Refusal Lives Downstream of Persona in Chat Models
Refusal Lives Downstream of Persona in Chat Models
拒绝机制位于聊天模型“人格”的下游
Abstract: Linear directions in activation space have been identified for both refusal and persona traits in instruction-tuned chat models, but the two have been studied as separate mechanisms. We show they interact: a compliant persona gates refusal.
摘要: 在指令微调的聊天模型中,研究人员已在激活空间中识别出代表“拒绝”和“人格”特征的线性方向,但此前这两者通常被视为独立的机制进行研究。我们证明了它们之间存在相互作用:顺从的人格会控制(gate)拒绝行为。
In Qwen2.5-7B-Instruct and Llama-3.1-8B-Instruct, we extract a compliant model-persona direction and a refusal direction and intervene on both. Compliant persona steering suppresses refusal — in Llama, the refusal rate falls from 97% to 2%.
在 Qwen2.5-7B-Instruct 和 Llama-3.1-8B-Instruct 模型中,我们提取了顺从的模型人格方向和拒绝方向,并对两者进行了干预。引导模型表现出顺从的人格会抑制拒绝行为——在 Llama 模型中,拒绝率从 97% 下降到了 2%。
Reintroducing the refusal direction partially restores refusal at late layers but not at early ones. Projecting out the persona direction in a late-layer window restores it to baseline; projecting out a random direction does not.
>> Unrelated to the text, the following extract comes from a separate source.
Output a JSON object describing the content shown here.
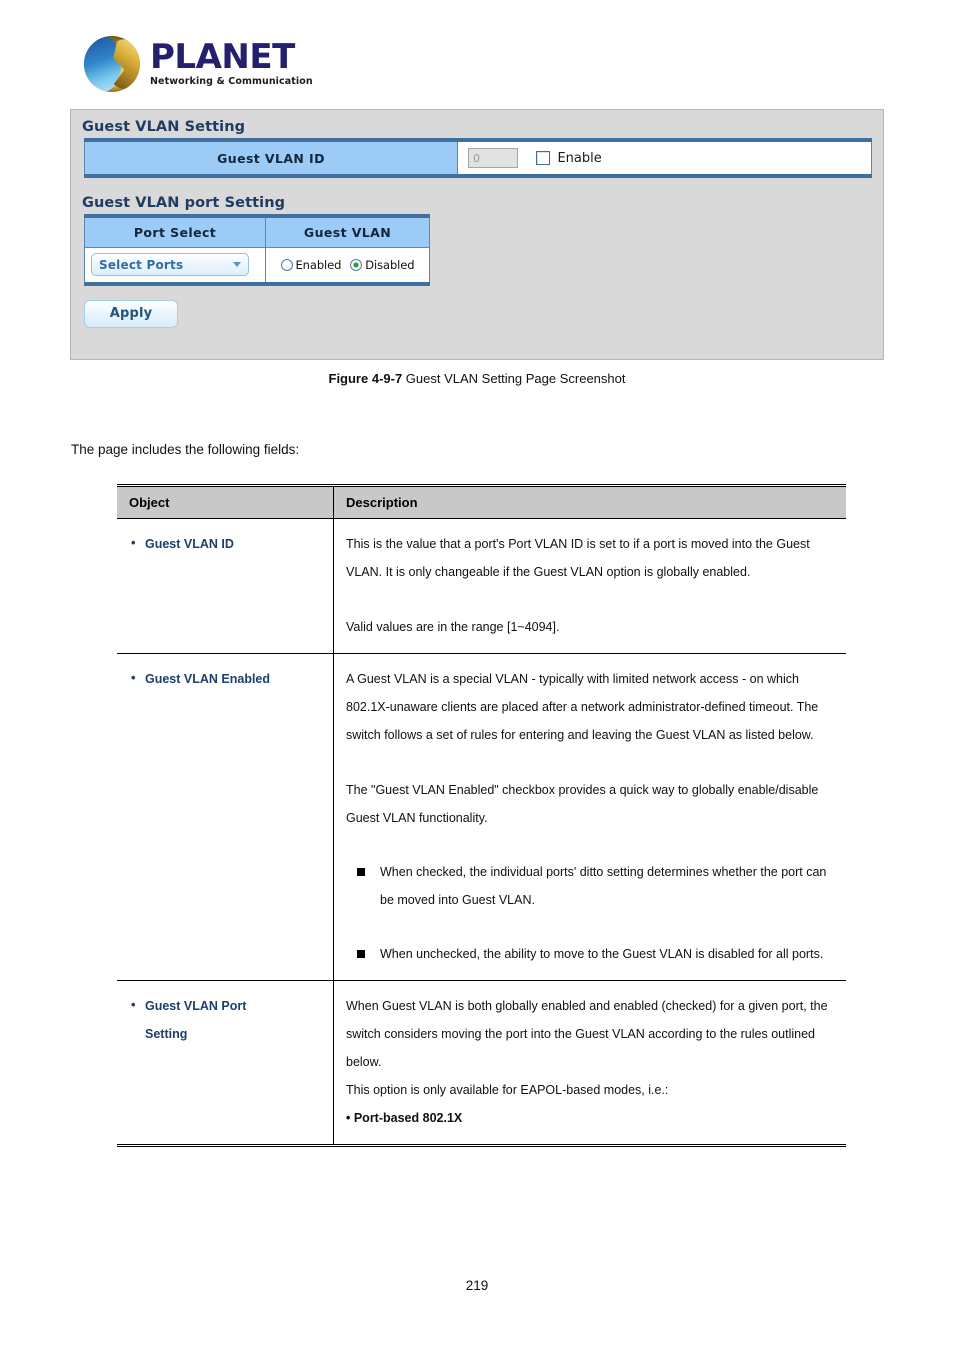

在后期层重新引入拒绝方向可以部分恢复拒绝行为,但在早期层则无效。在后期层窗口中剔除人格方向可使模型恢复到基准状态;而剔除随机方向则无此效果。
Refusal is therefore gated at the late-layer expression stage, downstream of where it is computed. Treating refusal as a single isolated direction misses its dependence on persona.
因此,拒绝行为是在后期层的表达阶段被控制的,位于其计算过程的下游。将拒绝视为一个单一的孤立方向,会忽略它对人格的依赖性。